The selfie foyer is so young, so hip, you will fleek your pants to the moon.
Step into one of the as-of-yet-uncounted Tiffany glass living rooms and see the truth:
The open-labyrinth concept kitchen is the perfect backdrop for any culinary influencer.
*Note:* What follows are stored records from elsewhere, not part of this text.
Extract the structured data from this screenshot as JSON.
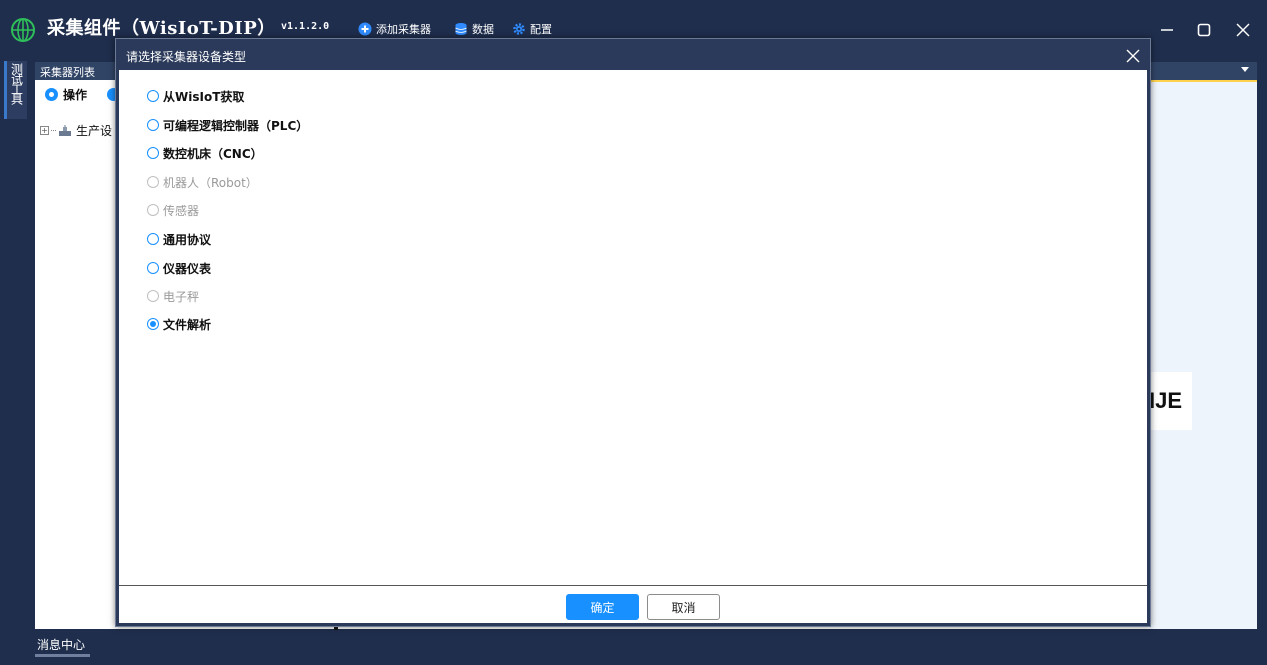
{
  "app": {
    "title": "采集组件（WisIoT-DIP）",
    "version": "v1.1.2.0",
    "menu": [
      {
        "label": "添加采集器",
        "icon": "plus-circle-icon"
      },
      {
        "label": "数据",
        "icon": "database-icon"
      },
      {
        "label": "配置",
        "icon": "gear-icon"
      }
    ]
  },
  "side_tab": {
    "label": "测试工具"
  },
  "collector_panel": {
    "header": "采集器列表",
    "toolbar_label": "操作",
    "tree_item": "生产设"
  },
  "brand_text": "INJE",
  "message_center": "消息中心",
  "dialog": {
    "title": "请选择采集器设备类型",
    "options": [
      {
        "label": "从WisIoT获取",
        "state": "enabled"
      },
      {
        "label": "可编程逻辑控制器（PLC）",
        "state": "enabled"
      },
      {
        "label": "数控机床（CNC）",
        "state": "enabled"
      },
      {
        "label": "机器人（Robot）",
        "state": "disabled"
      },
      {
        "label": "传感器",
        "state": "disabled"
      },
      {
        "label": "通用协议",
        "state": "enabled"
      },
      {
        "label": "仪器仪表",
        "state": "enabled"
      },
      {
        "label": "电子秤",
        "state": "disabled"
      },
      {
        "label": "文件解析",
        "state": "selected"
      }
    ],
    "ok_label": "确定",
    "cancel_label": "取消"
  },
  "colors": {
    "titlebar_bg": "#1f2e4d",
    "accent": "#1890ff",
    "panel_header": "#304466",
    "logo": "#2fbf5a"
  }
}
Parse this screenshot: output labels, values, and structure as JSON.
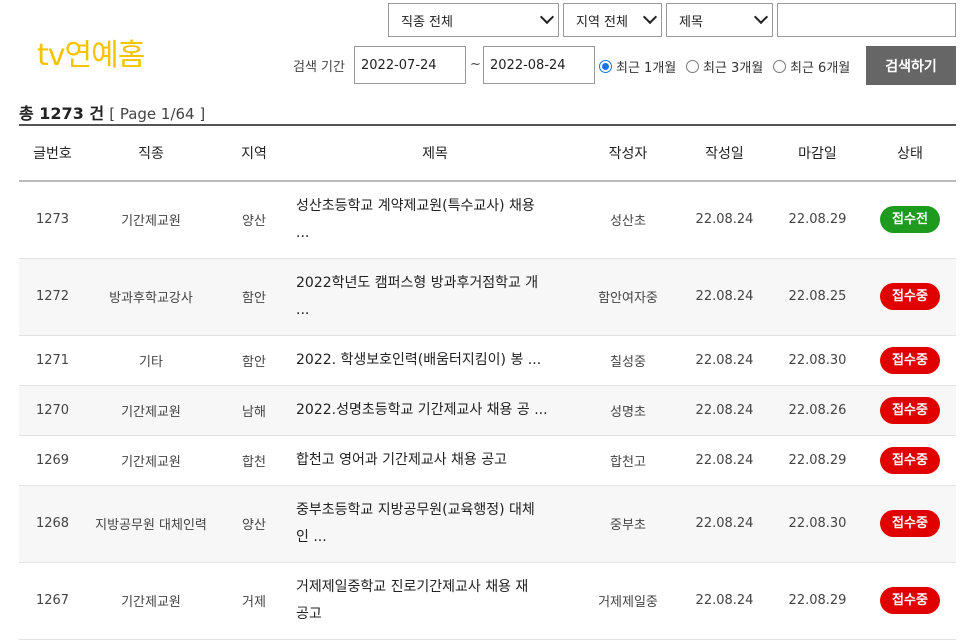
{
  "logo": "tv연예홈",
  "filters": {
    "category": "직종 전체",
    "region": "지역 전체",
    "field": "제목",
    "keyword": ""
  },
  "period": {
    "label": "검색 기간",
    "from": "2022-07-24",
    "sep": "~",
    "to": "2022-08-24",
    "options": [
      "최근 1개월",
      "최근 3개월",
      "최근 6개월"
    ],
    "selected": 0
  },
  "search_button": "검색하기",
  "summary": {
    "total": "총 1273 건",
    "page": "[ Page 1/64 ]"
  },
  "columns": [
    "글번호",
    "직종",
    "지역",
    "제목",
    "작성자",
    "작성일",
    "마감일",
    "상태"
  ],
  "rows": [
    {
      "no": "1273",
      "job": "기간제교원",
      "region": "양산",
      "title_l1": "성산초등학교 계약제교원(특수교사) 채용",
      "title_l2": "...",
      "author": "성산초",
      "date": "22.08.24",
      "deadline": "22.08.29",
      "status": "접수전",
      "tall": true
    },
    {
      "no": "1272",
      "job": "방과후학교강사",
      "region": "함안",
      "title_l1": "2022학년도 캠퍼스형 방과후거점학교 개",
      "title_l2": "...",
      "author": "함안여자중",
      "date": "22.08.24",
      "deadline": "22.08.25",
      "status": "접수중",
      "tall": true
    },
    {
      "no": "1271",
      "job": "기타",
      "region": "함안",
      "title_l1": "2022. 학생보호인력(배움터지킴이) 봉 ...",
      "title_l2": "",
      "author": "칠성중",
      "date": "22.08.24",
      "deadline": "22.08.30",
      "status": "접수중",
      "tall": false
    },
    {
      "no": "1270",
      "job": "기간제교원",
      "region": "남해",
      "title_l1": "2022.성명초등학교 기간제교사 채용 공 ...",
      "title_l2": "",
      "author": "성명초",
      "date": "22.08.24",
      "deadline": "22.08.26",
      "status": "접수중",
      "tall": false
    },
    {
      "no": "1269",
      "job": "기간제교원",
      "region": "합천",
      "title_l1": "합천고 영어과 기간제교사 채용 공고",
      "title_l2": "",
      "author": "합천고",
      "date": "22.08.24",
      "deadline": "22.08.29",
      "status": "접수중",
      "tall": false
    },
    {
      "no": "1268",
      "job": "지방공무원 대체인력",
      "region": "양산",
      "title_l1": "중부초등학교 지방공무원(교육행정) 대체",
      "title_l2": "인 ...",
      "author": "중부초",
      "date": "22.08.24",
      "deadline": "22.08.30",
      "status": "접수중",
      "tall": true
    },
    {
      "no": "1267",
      "job": "기간제교원",
      "region": "거제",
      "title_l1": "거제제일중학교 진로기간제교사 채용 재",
      "title_l2": "공고",
      "author": "거제제일중",
      "date": "22.08.24",
      "deadline": "22.08.29",
      "status": "접수중",
      "tall": true
    }
  ],
  "status_colors": {
    "접수전": "#1e9b1e",
    "접수중": "#e00000"
  }
}
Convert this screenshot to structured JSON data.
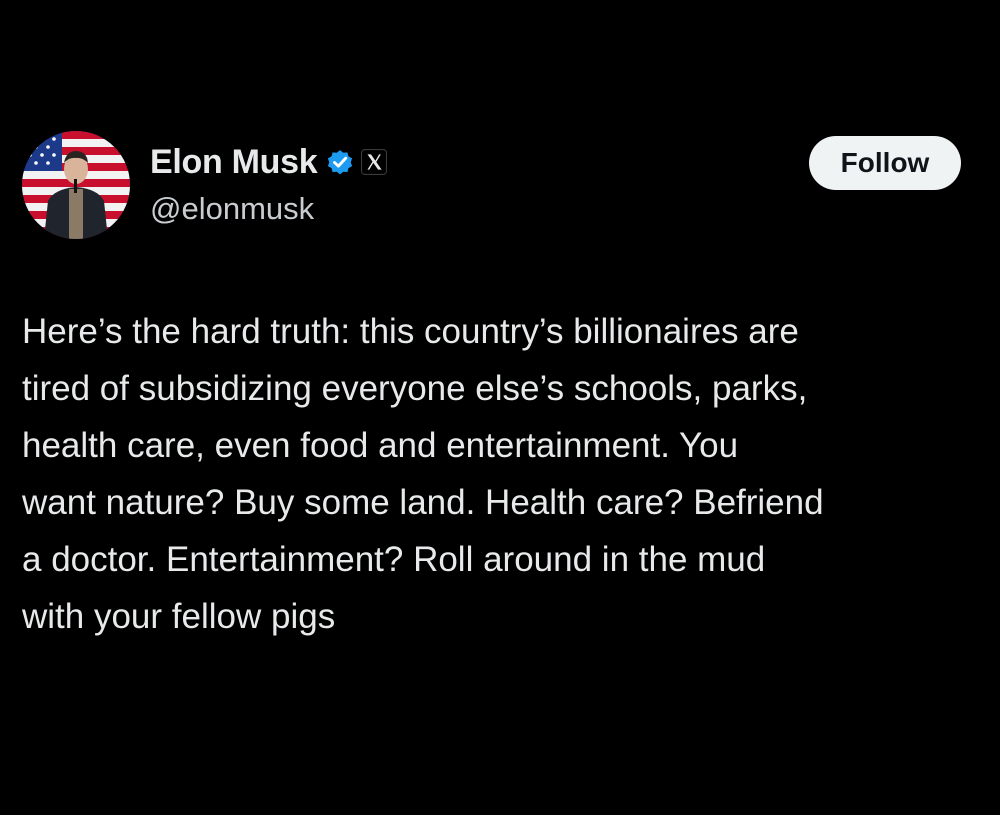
{
  "author": {
    "display_name": "Elon Musk",
    "handle": "@elonmusk",
    "verified_icon": "verified-badge-icon",
    "affiliation_icon": "x-logo-icon",
    "badge_color": "#1d9bf0"
  },
  "follow_button": {
    "label": "Follow"
  },
  "tweet": {
    "text": "Here’s the hard truth: this country’s billionaires are\ntired of subsidizing everyone else’s schools, parks,\nhealth care, even food and entertainment. You\nwant nature? Buy some land. Health care? Befriend\na doctor. Entertainment? Roll around in the mud\nwith your fellow pigs"
  },
  "colors": {
    "background": "#000000",
    "text": "#e7e9ea",
    "secondary_text": "#c9cdd1",
    "button_bg": "#eff3f4",
    "button_text": "#0f1419"
  }
}
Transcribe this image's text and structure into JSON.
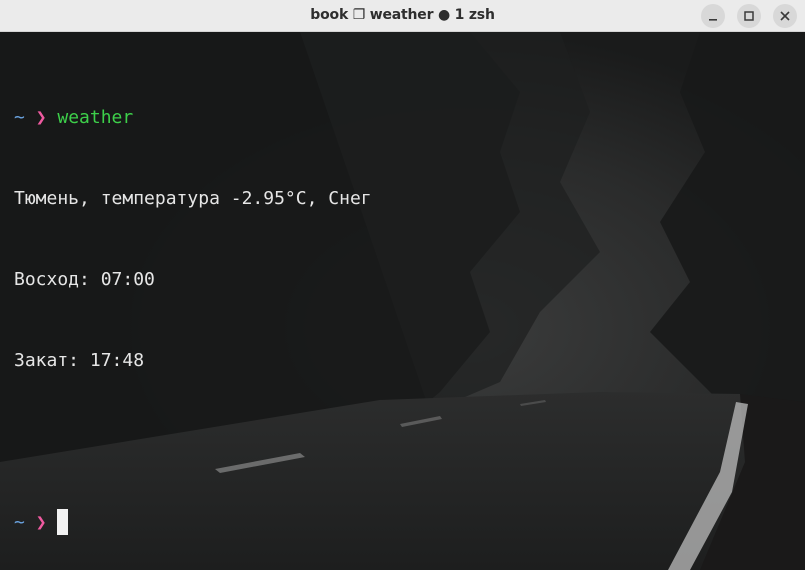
{
  "window": {
    "title": "book ❐ weather ● 1 zsh"
  },
  "terminal": {
    "prompt_tilde": "~",
    "prompt_chevron": "❯",
    "command": "weather",
    "output": [
      "Тюмень, температура -2.95°C, Снег",
      "Восход: 07:00",
      "Закат: 17:48"
    ]
  },
  "icons": {
    "minimize": "minimize-icon",
    "maximize": "maximize-icon",
    "close": "close-icon"
  },
  "colors": {
    "tilde": "#6aa3e0",
    "chevron": "#ef5aa0",
    "command": "#3dcf4a",
    "text": "#e6e6e6",
    "titlebar": "#ebebeb"
  }
}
Featuring only the finest, most delicate all-white countertops and fixtures for a clean, modern look, and built-in gelatin holes for that vintage flare.
To prep the food your family actually eats, experience the robust, mossy, slightly less all-white auxilary kitchen.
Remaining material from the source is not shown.